All-cause mortality researchers Denis Rancourt, Ph.D., and Joseph Hickey, Ph.D., calculated and graphed the mortality rates that would have occurred without the vaccines, as projected by Waston et al. in The Lancet study, and compared those projections to the actual all-cause mortality rates.
Rancourt and Hickey tested the assertions in The Lancet paper that the vaccines averted tens of millions of excess deaths, defined as the number of deaths from all causes that exceeds the expected number of deaths under normal conditions.
If The Lancet paper model were accurate, Rancourt and Hickey wrote, without the vaccines the global mortality rates would have spiked to historically unprecedented and unimaginable levels suddenly, a year into the pandemic, at precisely the moment the vaccines rolled out.
And the vaccines would have nearly perfectly reduced those unimaginable levels of mortality back to baseline mortality rates.
They concluded that Watson et al.’s “results and the associated fantastic claims of millions of lives saved are highly improbable,” and that their theoretical claims have “no connection to actual mortality,” but instead are based on “wild” assumptions.
The findings raise questions about the serious failures of the peer review process in top journals, the Nobel award process and the media’s verification processes, according to the authors, who are both part of the Canada-based Correlation Research in the Public Interest.
‘So improbable it should be qualified as impossible’
According to Rancourt and Hickey, given there is no known controlled randomized clinical trial showing the COVID-19 vaccines caused death to be averted, the primary basis for such claims comes from Watson et al., who concluded:
“[Findings] Based on official reported COVID-19 deaths, we estimated that vaccinations prevented 14·4 million (95% credible interval [Crl] 13·7–15·9) deaths from COVID-19 in 185 countries and territories between Dec 8, 2020, and Dec 8, 2021.
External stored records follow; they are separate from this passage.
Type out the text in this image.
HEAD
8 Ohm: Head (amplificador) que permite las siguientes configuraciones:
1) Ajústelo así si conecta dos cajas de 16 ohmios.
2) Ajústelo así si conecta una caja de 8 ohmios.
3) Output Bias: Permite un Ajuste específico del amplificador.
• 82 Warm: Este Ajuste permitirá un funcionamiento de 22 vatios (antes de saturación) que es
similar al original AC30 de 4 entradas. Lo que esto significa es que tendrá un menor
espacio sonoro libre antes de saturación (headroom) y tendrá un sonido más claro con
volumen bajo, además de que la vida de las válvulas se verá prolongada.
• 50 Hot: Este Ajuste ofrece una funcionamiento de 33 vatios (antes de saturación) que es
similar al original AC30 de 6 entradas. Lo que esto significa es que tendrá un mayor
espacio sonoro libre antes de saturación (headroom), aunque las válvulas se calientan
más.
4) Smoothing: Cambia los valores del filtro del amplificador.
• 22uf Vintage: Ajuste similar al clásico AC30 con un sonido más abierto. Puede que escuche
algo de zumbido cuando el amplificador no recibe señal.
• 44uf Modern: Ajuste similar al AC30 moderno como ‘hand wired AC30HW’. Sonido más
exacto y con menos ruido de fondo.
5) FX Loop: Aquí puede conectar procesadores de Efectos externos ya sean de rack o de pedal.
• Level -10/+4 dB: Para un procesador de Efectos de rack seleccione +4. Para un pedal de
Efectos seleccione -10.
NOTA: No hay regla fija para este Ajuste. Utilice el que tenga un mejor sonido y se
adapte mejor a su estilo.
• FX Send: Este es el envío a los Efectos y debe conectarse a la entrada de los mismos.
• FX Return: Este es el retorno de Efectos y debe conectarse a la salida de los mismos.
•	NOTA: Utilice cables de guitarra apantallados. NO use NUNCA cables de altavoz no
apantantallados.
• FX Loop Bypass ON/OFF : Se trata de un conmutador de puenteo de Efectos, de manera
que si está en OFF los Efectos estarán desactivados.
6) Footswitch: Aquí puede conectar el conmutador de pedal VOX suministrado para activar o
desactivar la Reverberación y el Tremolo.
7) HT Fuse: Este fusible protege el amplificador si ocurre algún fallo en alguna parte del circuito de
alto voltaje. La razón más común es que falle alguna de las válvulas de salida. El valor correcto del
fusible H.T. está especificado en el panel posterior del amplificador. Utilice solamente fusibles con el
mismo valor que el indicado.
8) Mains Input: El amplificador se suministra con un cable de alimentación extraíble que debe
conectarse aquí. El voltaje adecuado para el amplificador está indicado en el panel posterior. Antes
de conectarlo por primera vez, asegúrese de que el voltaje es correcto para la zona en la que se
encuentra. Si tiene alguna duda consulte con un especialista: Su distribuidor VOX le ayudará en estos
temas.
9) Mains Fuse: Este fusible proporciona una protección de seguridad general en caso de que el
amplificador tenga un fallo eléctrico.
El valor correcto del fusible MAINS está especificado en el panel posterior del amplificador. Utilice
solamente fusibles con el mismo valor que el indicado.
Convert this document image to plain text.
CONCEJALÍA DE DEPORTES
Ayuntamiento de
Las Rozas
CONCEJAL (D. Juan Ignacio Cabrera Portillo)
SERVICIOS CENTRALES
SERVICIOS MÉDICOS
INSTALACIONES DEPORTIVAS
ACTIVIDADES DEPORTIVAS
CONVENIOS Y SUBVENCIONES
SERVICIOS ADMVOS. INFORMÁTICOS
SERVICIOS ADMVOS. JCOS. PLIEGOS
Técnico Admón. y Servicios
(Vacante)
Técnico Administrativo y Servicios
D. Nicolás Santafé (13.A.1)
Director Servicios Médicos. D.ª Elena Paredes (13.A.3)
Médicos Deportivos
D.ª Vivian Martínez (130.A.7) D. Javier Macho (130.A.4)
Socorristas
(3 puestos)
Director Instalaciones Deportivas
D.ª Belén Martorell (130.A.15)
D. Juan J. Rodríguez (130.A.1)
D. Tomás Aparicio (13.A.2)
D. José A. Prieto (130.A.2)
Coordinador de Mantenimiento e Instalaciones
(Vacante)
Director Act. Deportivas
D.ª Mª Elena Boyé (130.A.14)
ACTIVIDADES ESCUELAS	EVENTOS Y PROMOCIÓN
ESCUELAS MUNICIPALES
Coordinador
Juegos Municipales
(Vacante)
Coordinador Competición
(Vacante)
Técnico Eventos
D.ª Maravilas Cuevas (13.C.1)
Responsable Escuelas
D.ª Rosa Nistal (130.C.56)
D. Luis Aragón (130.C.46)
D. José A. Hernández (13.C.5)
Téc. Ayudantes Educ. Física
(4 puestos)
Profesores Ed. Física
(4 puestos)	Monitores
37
“This estimate rose to 19·8 million (95% Crl 19·1– 20·4) deaths from COVID-19 averted when we used excess deaths as an estimate of the true extent of the pandemic …
“[Interpretation] COVID-19 vaccination has substantially altered the course of the pandemic, saving tens of millions of lives globally.”
To test the validity of the model’s projections, Rancourt and Hickey used Watson et al.’s data to calculate what the all-cause mortality would have been over time for 95 countries if the researchers’ claims were true and no COVID-19 vaccines were administered.
To compare the implications of those claims to actual all-cause mortality, they distributed the paper’s most conservative estimate of “14.4 million deaths averted” globally, calculating the number of deaths averted per country as a mathematical combination over time of vaccines administered and vaccine effectiveness.
They created graphs to show how Watson et al.’s theoretical all-cause mortality rates without the vaccine compared to actual all-cause mortality rates.
The graphs also show all-cause mortality rates prior to the pandemic and note the date the WHO declared the global pandemic and the date of the vaccine rollouts for each country.
In the U.S., for example (Figure 1), there were unprecedented peaks in all-cause mortality in 2020, 2021 and 2022 that the researchers have tied, in other papers, to pandemic measures such as the widespread use of ventilators, and to mortality associated with the vaccine itself.
Those peaks can be seen in the blue line on the graph, which shows the actual all-cause mortality. The projected scenario from Watson et al’.s paper is plotted in red.
Figure 1. United States (USA): (top panel) All-cause mortality by week, 2018-2022, measured (blue), calculated following Watson et al. (2022) (red-solid), continued (red-dashed); (bottom panel) same, expressed as excess all-cause mortalities, and with 1σ uncertainty (shaded blue). In both panels, cumulative COVID-19 vaccine administration (all-doses) (dark grey), March 11, 2020 date, (vertical grey line). Credit: Denis Rancourt, Ph.D., and Joseph Hickey, Ph.D.